Добровольский вздохнул:
– Ну, хотя бы потому, что в лаборатории мы нашли следы присутствия только одного человека – одна чашка, один стул и так далее.
– Но как?! – вдруг громко спросила Олимпиада и расширила глаза. – Как же так?! Вот ты живешь себе, живешь, работаешь слесарем, во всяком оборудовании разбираешься, и тут приходит к тебе такой Володя и говорит – а не хочешь ли теперь за деньги делать взрывные устройства, чтобы людей убивать?! И человек соглашается?! Вот просто так берет и соглашается?! Да?!

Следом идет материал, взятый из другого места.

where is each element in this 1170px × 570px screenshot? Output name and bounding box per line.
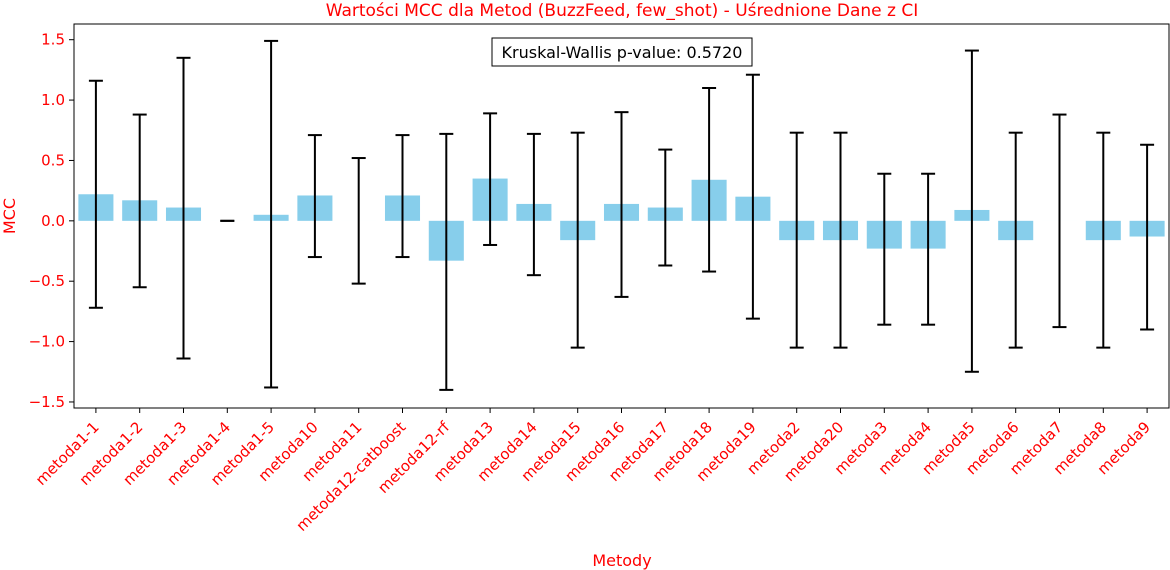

– Не совсем так, – сказал Добровольский мягко. – Есть определенные правила, я тебе уже говорил про кроликов и удавов. Есть правила… подбора и вербовки контингента и агентуры. Кого за деньги, кого по идеологическим соображениям, кого как. Я уверен, что Володя присматривался к Племянникову не один год, пока наконец не решил, что можно брать его… как это говорится? Брать за жабры, я вспомнил.
– Вот именно, – горестно согласилась Олимпиада, – за жабры. Мы не люди. Мы лягушки. Нам ни до чего нет дела.

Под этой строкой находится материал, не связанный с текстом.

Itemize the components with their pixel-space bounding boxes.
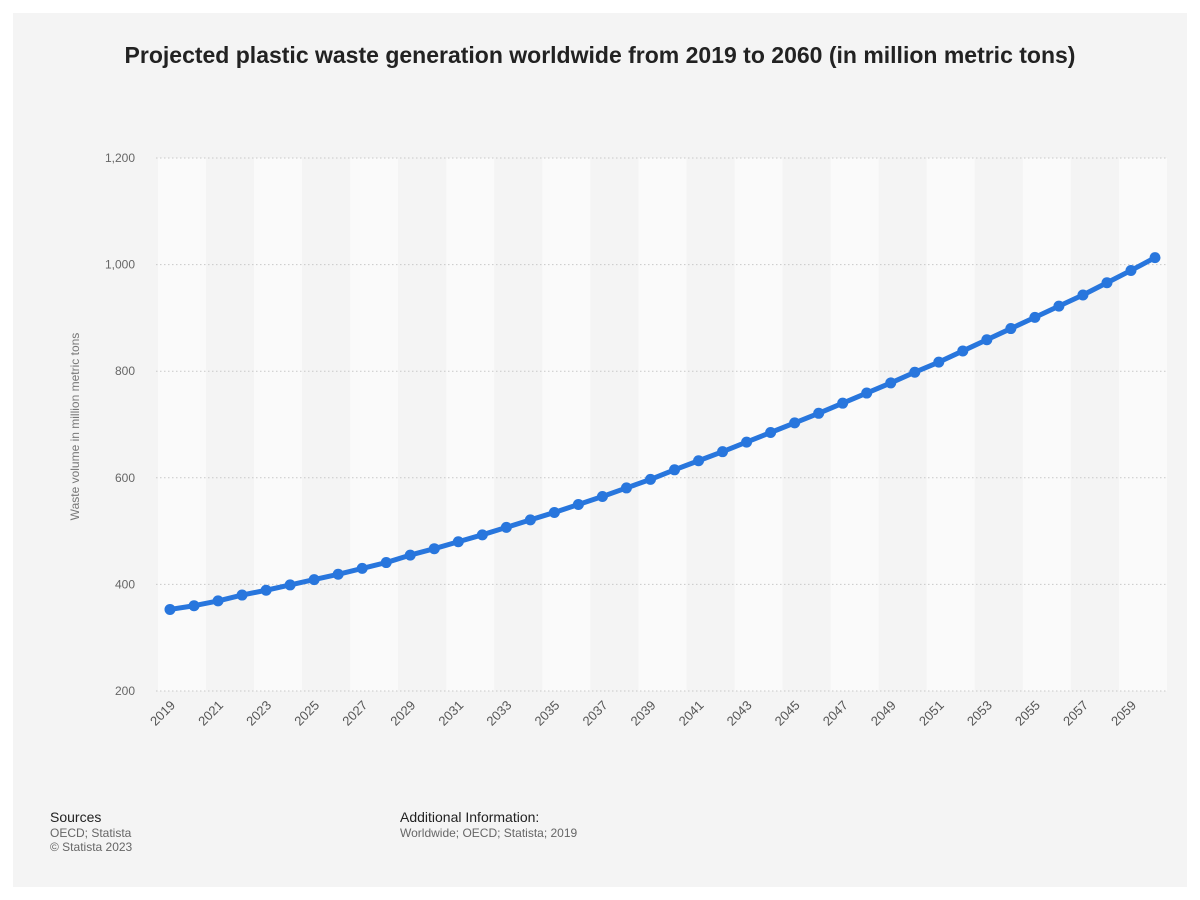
data-point (909, 366, 921, 378)
data-point (596, 490, 608, 502)
data-point (669, 464, 681, 476)
y-tick-label: 600 (115, 471, 135, 485)
data-point (1029, 311, 1041, 323)
data-point (188, 600, 200, 612)
y-axis-label: Waste volume in million metric tons (68, 333, 82, 521)
data-point (452, 536, 464, 548)
data-point (1149, 252, 1161, 264)
plot-band (302, 158, 351, 691)
data-point (741, 436, 753, 448)
data-point (644, 473, 656, 485)
y-tick-label: 400 (115, 577, 135, 591)
chart-title: Projected plastic waste generation world… (124, 42, 1076, 68)
plot-band (206, 158, 255, 691)
plot-band (926, 158, 975, 691)
plot-band (350, 158, 399, 691)
plot-band (1022, 158, 1071, 691)
x-tick-label: 2049 (868, 698, 899, 729)
plot-band (686, 158, 735, 691)
x-tick-label: 2045 (772, 698, 803, 729)
x-tick-label: 2029 (387, 698, 418, 729)
x-tick-label: 2039 (628, 698, 659, 729)
plot-band (1070, 158, 1119, 691)
y-tick-label: 1,200 (105, 151, 135, 165)
data-point (765, 427, 777, 438)
data-point (1125, 264, 1137, 276)
x-tick-label: 2047 (820, 698, 851, 729)
data-point (1077, 289, 1089, 301)
x-tick-label: 2027 (339, 698, 370, 729)
additional-info-block: Additional Information: Worldwide; OECD;… (400, 808, 577, 840)
data-point (813, 407, 825, 419)
data-point (428, 543, 440, 555)
x-tick-label: 2055 (1012, 698, 1043, 729)
data-point (620, 482, 632, 494)
x-tick-label: 2031 (435, 698, 466, 729)
data-point (356, 562, 368, 574)
plot-band (1118, 158, 1168, 691)
data-point (1053, 300, 1065, 312)
plot-band (542, 158, 591, 691)
data-point (332, 568, 344, 580)
x-tick-label: 2059 (1108, 698, 1139, 729)
data-point (404, 549, 416, 561)
copyright-text: © Statista 2023 (50, 840, 133, 854)
data-point (789, 417, 801, 429)
data-point (236, 589, 248, 601)
data-point (861, 387, 873, 399)
data-point (981, 334, 993, 346)
data-point (212, 595, 224, 607)
data-point (380, 557, 392, 569)
x-tick-label: 2041 (676, 698, 707, 729)
plot-band (734, 158, 783, 691)
plot-band (974, 158, 1023, 691)
plot-band (878, 158, 927, 691)
data-point (524, 514, 536, 526)
data-point (500, 521, 512, 533)
x-tick-label: 2033 (483, 698, 514, 729)
plot-band (446, 158, 495, 691)
x-tick-label: 2023 (243, 698, 274, 729)
y-tick-label: 1,000 (105, 258, 135, 272)
plot-band (398, 158, 447, 691)
additional-info-heading: Additional Information: (400, 809, 540, 825)
data-point (885, 377, 897, 389)
data-point (837, 397, 849, 409)
plot-band (830, 158, 879, 691)
data-point (1101, 277, 1113, 289)
data-point (260, 584, 272, 596)
y-tick-label: 200 (115, 684, 135, 698)
sources-text: OECD; Statista (50, 826, 132, 840)
data-point (717, 446, 729, 458)
data-point (1005, 323, 1017, 335)
data-point (693, 455, 705, 467)
plot-band (590, 158, 639, 691)
plot-band (638, 158, 687, 691)
sources-heading: Sources (50, 809, 102, 825)
x-tick-label: 2057 (1060, 698, 1091, 729)
data-point (957, 345, 969, 357)
data-point (572, 498, 584, 510)
x-tick-label: 2035 (531, 698, 562, 729)
x-tick-label: 2021 (195, 698, 226, 729)
data-point (476, 529, 488, 541)
x-tick-label: 2019 (147, 698, 178, 729)
data-point (308, 574, 320, 586)
x-tick-label: 2043 (724, 698, 755, 729)
x-tick-label: 2051 (916, 698, 947, 729)
data-point (284, 579, 296, 591)
data-point (933, 356, 945, 368)
additional-info-text: Worldwide; OECD; Statista; 2019 (400, 826, 578, 840)
sources-block: Sources OECD; Statista © Statista 2023 (50, 808, 132, 854)
data-point (164, 603, 176, 615)
y-tick-label: 800 (115, 364, 135, 378)
x-tick-label: 2025 (291, 698, 322, 729)
plot-band (254, 158, 303, 691)
x-tick-label: 2037 (580, 698, 611, 729)
x-tick-label: 2053 (964, 698, 995, 729)
plot-band (494, 158, 543, 691)
data-point (548, 506, 560, 518)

– Быть может, ему как раз было дело, этому слесарю. Может, он не хотел умереть с криком «Аллах акбар!», но очень любил деньги и ему нравилось копаться в проводах. Мы же не знаем.
Они помолчали.
– Зато я знаю совершенно точно, – продолжал Добровольский, – что несколько лет назад в оперативных разведданных была информация о том, что следует обращать особо пристальное внимание на одиноких молодых женщин, в особенности тех, кто вырос в детдоме и у кого нет родных, но у которых есть дети, больных онкологическими заболеваниями в последней стадии.